A differenza dell'annullamento d'ufficio, la revoca non incide su atti amministrativi illegittimi ma su atti amministrativi inopportuni e ad effetti durevoli. Sotto tale profilo, dunque, la revoca non trova applicazione nei riguardi dei provvedimenti vincolati, ad effetti istantanei, a provvedimenti che abbiano consumato il potere o interamente eseguiti.

La revoca è espressione dello ius poenitendi che viene riconosciuto in via generale alla PA; il relativo potere spetta, in via generale, all'organo che ha aottato l'atto di primo grado.

Salvo il caso della competenza funzionale, poi, il potere di revoca spetta altresì all'organo sovraordinato gerarchicamente a quello che ha adottato l'atto amministrativo da revocare.

La revoca trova una sua generale disciplina nell'art. 21 quinquies della L. n. 241/1990 che stabilisce come, per sopravvenuti motivi di pubblico interesse, sulla base di nuovi presupposti di fatto o di una nuova valutazione delle originarie circostanze di fatto, i provvedimenti amministrativi ad efficacia durevole possano essere revocati dagli organi amministrativi che li hanno adottati o da altri organi previsti dalla legge. Ove, poi, la revoca produca pregiudizi per i privati, i medesimi dovranno essere indennizzati e le controversie relative all'indennizzo sono attribuite alla competenza esclusiva del G.A.

Sotto il profilo dell'indennizzo, il D.L. n. 7/2007 ha introdotto un comma 1 bis all'art. 21 quinquies della L. n. 241/1990 che stabilisce la limitazione dell'indennizzo al danno emergente, cui l'indennizzo deve essere "parametrato" con esclusione del lucro cessante ove la revoca incida su rapporti negoziali tra la Pa e il privato.

Nella determinazione dell'indennizzo deve, peraltro, tenersi conto della conoscenza, da parte del destinatario dell'atto revocato, della contrarietà dell'atto all'interesse pubblico e del concorso del contraente o di altri soggetti nell'erronea valutazione della compatibilità dell'atto con l'interesse pubblico.
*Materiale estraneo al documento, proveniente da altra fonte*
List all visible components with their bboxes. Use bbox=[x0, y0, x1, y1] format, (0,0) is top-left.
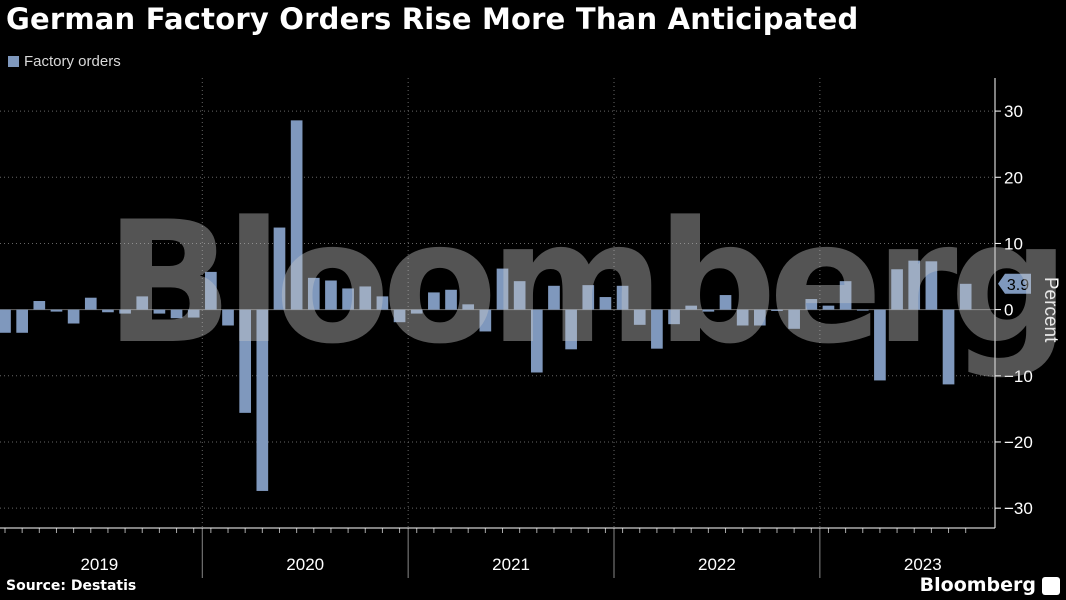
bar bbox=[462, 304, 475, 310]
bar bbox=[874, 309, 886, 381]
bar bbox=[822, 305, 835, 310]
brand-logo: Bloomberg bbox=[919, 574, 1036, 596]
chart-title: German Factory Orders Rise More Than Ant… bbox=[6, 2, 859, 36]
source-note: Source: Destatis bbox=[6, 578, 137, 594]
bar bbox=[119, 309, 131, 314]
bar bbox=[256, 309, 269, 491]
bar bbox=[205, 271, 217, 310]
bar bbox=[325, 280, 337, 310]
bar bbox=[839, 281, 852, 310]
y-tick-label: −10 bbox=[1004, 367, 1033, 386]
bar bbox=[496, 268, 509, 310]
last-value-label: 3.9 bbox=[1007, 277, 1029, 294]
bar bbox=[307, 277, 320, 310]
bar bbox=[753, 309, 766, 326]
x-tick-label: 2022 bbox=[698, 555, 736, 574]
bar bbox=[719, 295, 732, 310]
bar bbox=[668, 309, 680, 325]
bar bbox=[908, 260, 921, 310]
bar bbox=[273, 227, 286, 310]
bar bbox=[616, 285, 629, 310]
bar bbox=[788, 309, 800, 329]
bar bbox=[959, 283, 972, 310]
bar bbox=[153, 309, 166, 314]
bar bbox=[891, 269, 903, 310]
bar bbox=[376, 296, 389, 310]
x-tick-label: 2019 bbox=[80, 555, 118, 574]
bar bbox=[410, 309, 423, 314]
bar bbox=[428, 292, 440, 310]
bar bbox=[50, 309, 63, 312]
y-tick-label: 30 bbox=[1004, 102, 1023, 121]
bar bbox=[445, 289, 457, 310]
y-tick-label: 0 bbox=[1004, 301, 1013, 320]
y-axis-label: Percent bbox=[1040, 277, 1061, 343]
y-tick-label: 20 bbox=[1004, 168, 1023, 187]
bar bbox=[16, 309, 28, 333]
bar bbox=[187, 309, 200, 318]
x-tick-label: 2023 bbox=[904, 555, 942, 574]
bar bbox=[565, 309, 577, 350]
bar bbox=[359, 286, 372, 310]
bar bbox=[925, 261, 938, 310]
bar bbox=[771, 309, 783, 311]
bar bbox=[599, 297, 612, 310]
bar bbox=[84, 297, 97, 310]
bar bbox=[548, 285, 560, 310]
x-tick-label: 2021 bbox=[492, 555, 530, 574]
bar bbox=[856, 309, 869, 311]
bar bbox=[736, 309, 749, 326]
last-value-badge bbox=[998, 273, 1031, 294]
bar bbox=[651, 309, 663, 349]
bar bbox=[170, 309, 183, 319]
x-tick-label: 2020 bbox=[286, 555, 324, 574]
bar bbox=[290, 120, 303, 310]
bar bbox=[33, 301, 46, 310]
bar bbox=[222, 309, 234, 326]
bar bbox=[342, 288, 354, 310]
bar bbox=[805, 299, 818, 310]
bar bbox=[513, 281, 526, 310]
legend: Factory orders bbox=[8, 53, 121, 70]
bar bbox=[702, 309, 715, 312]
bar bbox=[102, 309, 114, 313]
bloomberg-chart-icon bbox=[1042, 577, 1060, 595]
y-tick-label: −20 bbox=[1004, 433, 1033, 452]
bar bbox=[67, 309, 80, 324]
bar bbox=[239, 309, 252, 413]
bar bbox=[582, 285, 595, 310]
bar bbox=[393, 309, 406, 323]
bar bbox=[633, 309, 646, 325]
legend-label: Factory orders bbox=[24, 53, 121, 70]
y-tick-label: −30 bbox=[1004, 499, 1033, 518]
bar bbox=[136, 296, 149, 310]
legend-swatch bbox=[8, 56, 19, 67]
y-tick-label: 10 bbox=[1004, 234, 1023, 253]
bar bbox=[685, 305, 698, 310]
bar bbox=[479, 309, 492, 332]
bar bbox=[0, 309, 11, 333]
bar bbox=[530, 309, 543, 373]
bar bbox=[942, 309, 955, 385]
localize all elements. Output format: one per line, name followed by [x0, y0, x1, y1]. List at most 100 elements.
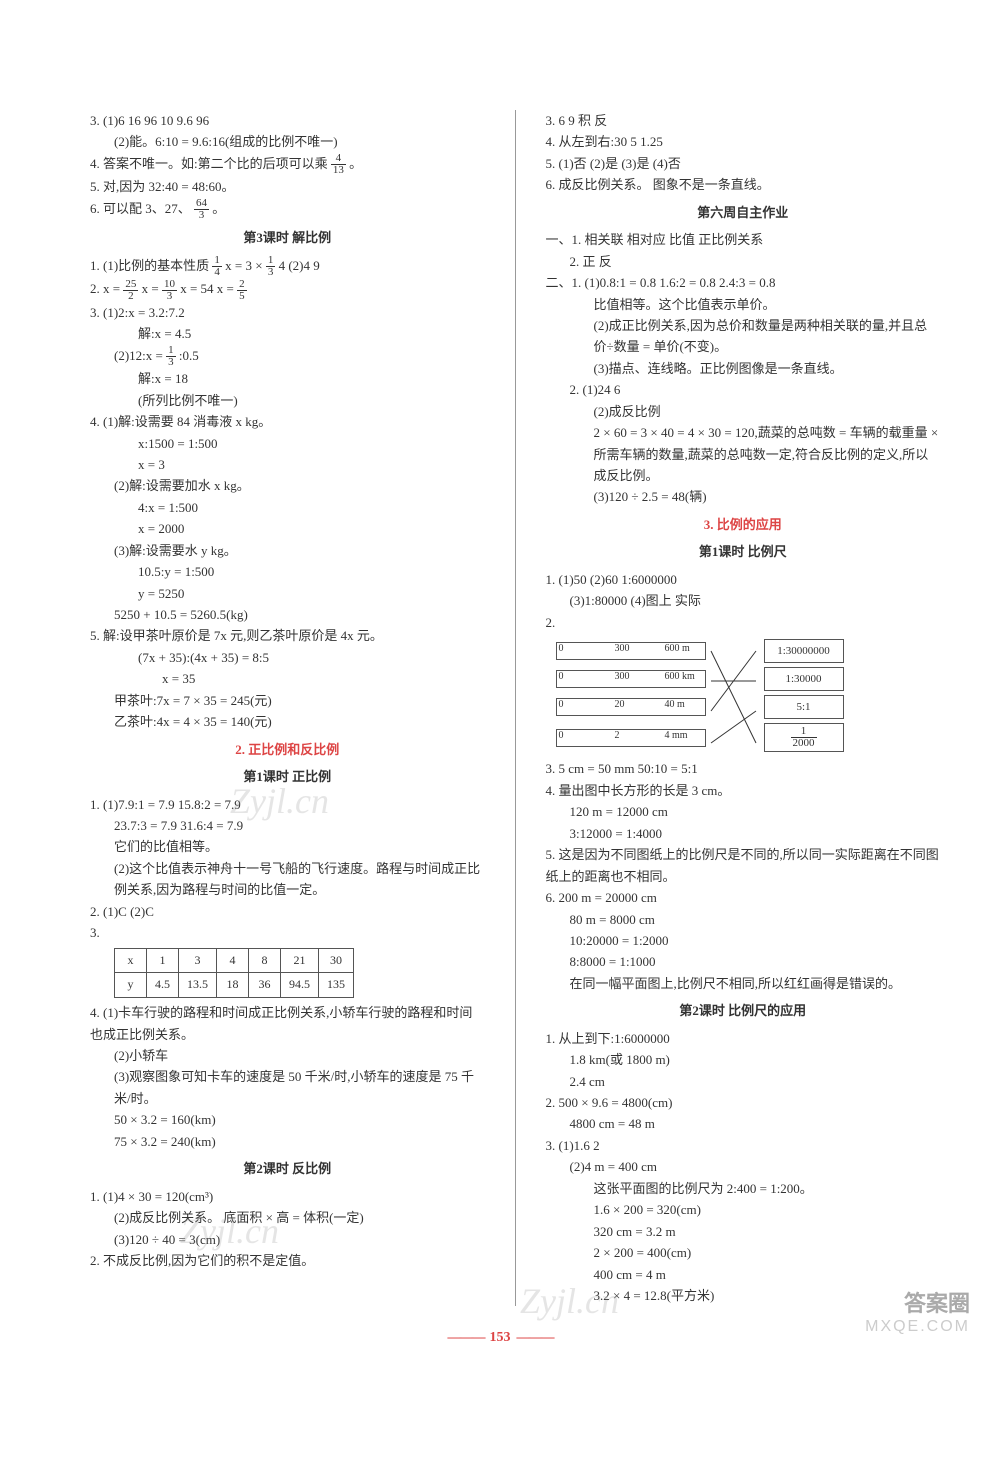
section-header: 2. 正比例和反比例: [90, 739, 485, 760]
text-line: 一、1. 相关联 相对应 比值 正比例关系: [546, 229, 941, 250]
column-divider: [515, 110, 516, 1306]
text-line: 5250 + 10.5 = 5260.5(kg): [90, 604, 485, 625]
text: x = 54 x =: [180, 281, 237, 296]
text-line: (3)120 ÷ 40 = 3(cm): [90, 1229, 485, 1250]
text-line: (3)描点、连线略。正比例图像是一条直线。: [546, 358, 941, 379]
text-line: 1. (1)比例的基本性质 14 x = 3 × 13 4 (2)4 9: [90, 255, 485, 279]
scale-ruler: 0 300 600 km: [556, 670, 706, 688]
denominator: 2: [123, 291, 138, 302]
text-line: 2.4 cm: [546, 1071, 941, 1092]
text-line: 5. (1)否 (2)是 (3)是 (4)否: [546, 153, 941, 174]
fraction: 252: [123, 279, 138, 302]
table-cell: 3: [179, 948, 217, 973]
scale-ruler: 0 20 40 m: [556, 698, 706, 716]
text-line: 6. 可以配 3、27、 643 。: [90, 198, 485, 222]
text: 6. 可以配 3、27、: [90, 201, 191, 216]
fraction: 643: [194, 198, 209, 221]
text: 2. x =: [90, 281, 123, 296]
fraction: 13: [166, 345, 176, 368]
scale-label: 1:30000: [764, 667, 844, 691]
text-line: 二、1. (1)0.8:1 = 0.8 1.6:2 = 0.8 2.4:3 = …: [546, 272, 941, 293]
text-line: 2. 不成反比例,因为它们的积不是定值。: [90, 1250, 485, 1271]
text-line: 4. 量出图中长方形的长是 3 cm。: [546, 780, 941, 801]
fraction: 13: [266, 255, 276, 278]
table-cell: 13.5: [179, 973, 217, 998]
section-header: 第1课时 比例尺: [546, 541, 941, 562]
fraction: 12000: [791, 726, 817, 749]
denominator: 4: [212, 267, 222, 278]
text-line: 2. 500 × 9.6 = 4800(cm): [546, 1092, 941, 1113]
text-line: (2)能。6:10 = 9.6:16(组成的比例不唯一): [90, 131, 485, 152]
text-line: 3. (1)2:x = 3.2:7.2: [90, 302, 485, 323]
text-line: 4. 从左到右:30 5 1.25: [546, 131, 941, 152]
scale-row: 0 2 4 mm 12000: [556, 723, 941, 752]
text: 。: [349, 156, 362, 171]
text-line: (2)4 m = 400 cm: [546, 1156, 941, 1177]
text-line: 3. (1)1.6 2: [546, 1135, 941, 1156]
scale-ruler: 0 300 600 m: [556, 642, 706, 660]
text: 4 (2)4 9: [279, 258, 320, 273]
tick-label: 0: [559, 697, 564, 714]
text-line: (2)成反比例关系。 底面积 × 高 = 体积(一定): [90, 1207, 485, 1228]
text: (2)12:x =: [114, 348, 166, 363]
text-line: 3. 5 cm = 50 mm 50:10 = 5:1: [546, 758, 941, 779]
fraction: 103: [162, 279, 177, 302]
text-line: 2. (1)C (2)C: [90, 901, 485, 922]
tick-label: 300: [615, 641, 630, 658]
fraction: 413: [331, 153, 346, 176]
text-line: (2)这个比值表示神舟十一号飞船的飞行速度。路程与时间成正比例关系,因为路程与时…: [90, 858, 485, 901]
text-line: 解:x = 4.5: [90, 323, 485, 344]
text-line: 乙茶叶:4x = 4 × 35 = 140(元): [90, 711, 485, 732]
tick-label: 600 km: [665, 669, 695, 686]
table-cell: y: [115, 973, 147, 998]
text: 。: [212, 201, 225, 216]
table-cell: 4: [217, 948, 249, 973]
scale-label: 12000: [764, 723, 844, 752]
section-header: 第六周自主作业: [546, 202, 941, 223]
table-row: x 1 3 4 8 21 30: [115, 948, 354, 973]
denominator: 13: [331, 165, 346, 176]
text-line: 1. (1)50 (2)60 1:6000000: [546, 569, 941, 590]
section-header: 3. 比例的应用: [546, 514, 941, 535]
text: :0.5: [179, 348, 199, 363]
numerator: 25: [123, 279, 138, 291]
denominator: 5: [237, 291, 247, 302]
denominator: 3: [266, 267, 276, 278]
denominator: 2000: [791, 738, 817, 749]
text-line: x = 2000: [90, 518, 485, 539]
text-line: 5. 这是因为不同图纸上的比例尺是不同的,所以同一实际距离在不同图纸上的距离也不…: [546, 844, 941, 887]
text-line: (2)小轿车: [90, 1045, 485, 1066]
right-column: 3. 6 9 积 反 4. 从左到右:30 5 1.25 5. (1)否 (2)…: [546, 110, 941, 1306]
text: x = 3 ×: [225, 258, 266, 273]
text-line: (3)观察图象可知卡车的速度是 50 千米/时,小轿车的速度是 75 千米/时。: [90, 1066, 485, 1109]
text-line: 4:x = 1:500: [90, 497, 485, 518]
text-line: 6. 成反比例关系。 图象不是一条直线。: [546, 174, 941, 195]
tick-label: 0: [559, 728, 564, 745]
tick-label: 0: [559, 641, 564, 658]
text-line: 解:x = 18: [90, 368, 485, 389]
text-line: y = 5250: [90, 583, 485, 604]
table-cell: 1: [147, 948, 179, 973]
text-line: 1. 从上到下:1:6000000: [546, 1028, 941, 1049]
left-column: 3. (1)6 16 96 10 9.6 96 (2)能。6:10 = 9.6:…: [90, 110, 485, 1306]
table-cell: 4.5: [147, 973, 179, 998]
text-line: (2)解:设需要加水 x kg。: [90, 475, 485, 496]
fraction: 25: [237, 279, 247, 302]
tick-label: 0: [559, 669, 564, 686]
tick-label: 600 m: [665, 641, 690, 658]
watermark: 答案圈 MXQE.COM: [865, 1286, 970, 1336]
text: 4. 答案不唯一。如:第二个比的后项可以乘: [90, 156, 331, 171]
text-line: 10:20000 = 1:2000: [546, 930, 941, 951]
text-line: 甲茶叶:7x = 7 × 35 = 245(元): [90, 690, 485, 711]
numerator: 10: [162, 279, 177, 291]
scale-row: 0 20 40 m 5:1: [556, 695, 941, 719]
tick-label: 40 m: [665, 697, 685, 714]
text-line: 75 × 3.2 = 240(km): [90, 1131, 485, 1152]
text-line: 在同一幅平面图上,比例尺不相同,所以红红画得是错误的。: [546, 973, 941, 994]
text-line: 4. (1)卡车行驶的路程和时间成正比例关系,小轿车行驶的路程和时间也成正比例关…: [90, 1002, 485, 1045]
scale-row: 0 300 600 m 1:30000000: [556, 639, 941, 663]
tick-label: 20: [615, 697, 625, 714]
text-line: 10.5:y = 1:500: [90, 561, 485, 582]
page-number: 153: [0, 1330, 1000, 1346]
text-line: (3)解:设需要水 y kg。: [90, 540, 485, 561]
Con riferimento all'art. 1 bis, numerose sono le questioni interpretative che si sono affacciate. In primo luogo, la conoscenza o la conoscibilità della contrarietà all'interesse pubblico pone delicate questioni in ordine alla possibilità, per il privato, di sindacare il merito dell'azione amministrativa. Inoltre, si è dibattuto se la previsione sia applicabile anche ai casi di revoca per sopravvenienze in quanto, dal tenore testuale della norma, sembrerebbe doversene dedurre l'applicabilità ai soli casi di erronea valutazione originaria dell'interesse pubblico. Ulteriore questione è se il riferimento al danno emergente quale parametro per la determinazione dell'indennizzo significhi che quest'ultimo possa scendere al di sotto di tale soglia. Infine, non appare chiaro il riferimento, da parte del Legislatore, al concorso di "altri" nell'erronea valutazione della compatibilità dell'atto revocato con l'interesse pubblico.

L'indennizzo conseguente ad un atto di revoca deve, peraltro, essere mantenuto distinto dal risarcimento del danno dovuto dalla PA, per responsabilità precontrattuale, in caso di revoca dell'aggiudicazione dell'appalto per sopravvenute esigenze pubbliche.

In tal caso il risarcimento comprende il lucro cessante che, però, non può identificarsi nel mancato guadagno che si sarebbe conseguito con l'esecuzione dell'appalto ma nel mancato guadagno relativo alla perdita di diverse chances per aver erroneamente confidato nell'efficacia dell'aggiudicazione.

In ogni caso, la revoca determina l'inidoneità dell'atto revocato a produrre effetti ulteriori. La revoca è, dunque, un provvedimento con efficacia ex nunc in quanto, da una parte, l'atto divenuto inopportuno può essere stato opportuno in passato sulla base di diversi presupposti e circostanze di fatto. Inoltre, il mantenimento degli effetti medio tempore prodotti si può spiegare sulla base di esigenze di certezza del diritto.